The employer may use the current version of Form I-9 (dated 10/21/2019) through October 31, 2023; however, beginning November 1, 2023, employers must exclusively use the new (08/01/2023) version. Employers should select the Form I-9 they wish to use and annotate accordingly: If using the 08/01/2023 version, check the corresponding box in the Additional Information field, or if using the 10/21/2019 version, write in “Alternative Procedure” in the Additional Information field if using the alternative procedure.

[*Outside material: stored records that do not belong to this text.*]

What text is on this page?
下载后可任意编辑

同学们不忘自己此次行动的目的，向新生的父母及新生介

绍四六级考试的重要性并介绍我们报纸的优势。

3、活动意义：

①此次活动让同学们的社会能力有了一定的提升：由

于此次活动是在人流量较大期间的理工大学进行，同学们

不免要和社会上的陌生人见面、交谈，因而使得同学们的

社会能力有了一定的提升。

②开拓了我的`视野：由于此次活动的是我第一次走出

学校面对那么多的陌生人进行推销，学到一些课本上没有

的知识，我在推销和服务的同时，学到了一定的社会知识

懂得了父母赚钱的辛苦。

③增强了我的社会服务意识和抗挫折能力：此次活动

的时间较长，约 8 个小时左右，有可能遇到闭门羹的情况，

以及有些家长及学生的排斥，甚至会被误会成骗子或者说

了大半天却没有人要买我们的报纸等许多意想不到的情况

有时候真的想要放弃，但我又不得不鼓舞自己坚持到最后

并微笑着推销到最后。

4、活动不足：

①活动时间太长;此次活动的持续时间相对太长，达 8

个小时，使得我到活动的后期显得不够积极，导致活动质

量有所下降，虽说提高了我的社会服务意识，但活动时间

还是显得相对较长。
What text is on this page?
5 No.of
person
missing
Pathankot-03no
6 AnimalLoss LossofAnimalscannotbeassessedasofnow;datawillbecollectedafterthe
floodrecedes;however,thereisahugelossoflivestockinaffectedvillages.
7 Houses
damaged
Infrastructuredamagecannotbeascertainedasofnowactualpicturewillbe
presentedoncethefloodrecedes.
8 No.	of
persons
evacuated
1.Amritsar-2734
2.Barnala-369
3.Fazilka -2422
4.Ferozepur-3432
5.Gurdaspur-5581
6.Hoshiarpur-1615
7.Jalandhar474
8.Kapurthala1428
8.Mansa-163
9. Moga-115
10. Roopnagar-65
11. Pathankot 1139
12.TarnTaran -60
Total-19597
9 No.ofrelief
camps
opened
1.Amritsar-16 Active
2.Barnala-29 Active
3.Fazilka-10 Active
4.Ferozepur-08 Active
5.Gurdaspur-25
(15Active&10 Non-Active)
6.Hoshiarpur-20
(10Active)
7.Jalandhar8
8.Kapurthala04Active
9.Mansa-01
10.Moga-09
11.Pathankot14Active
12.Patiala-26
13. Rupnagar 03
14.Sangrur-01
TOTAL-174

A qualified employer may choose to offer the alternative procedure for remote hires only but continue to apply physical examination procedures to all employees who work onsite or in a hybrid capacity, so long as the employer does not adopt such a practice for a discriminatory purpose or treat employees differently based on a protected characteristic. Under no circumstances can employers unlawfully discriminate, such as by deciding who is eligible for the alternative procedure based on a protected characteristic.

[1] As long as the employee’s document was unexpired at the time of remote inspection, the employer should not request a new document and can proceed with the physical inspection consistent with DHS guidance. Employers should not create a new E-Verify case for this employee, nor should they update the existing E-Verify case, in connection with this physical inspection.

Disclaimer: This article is made available for educational purposes only and is not intended as legal advice.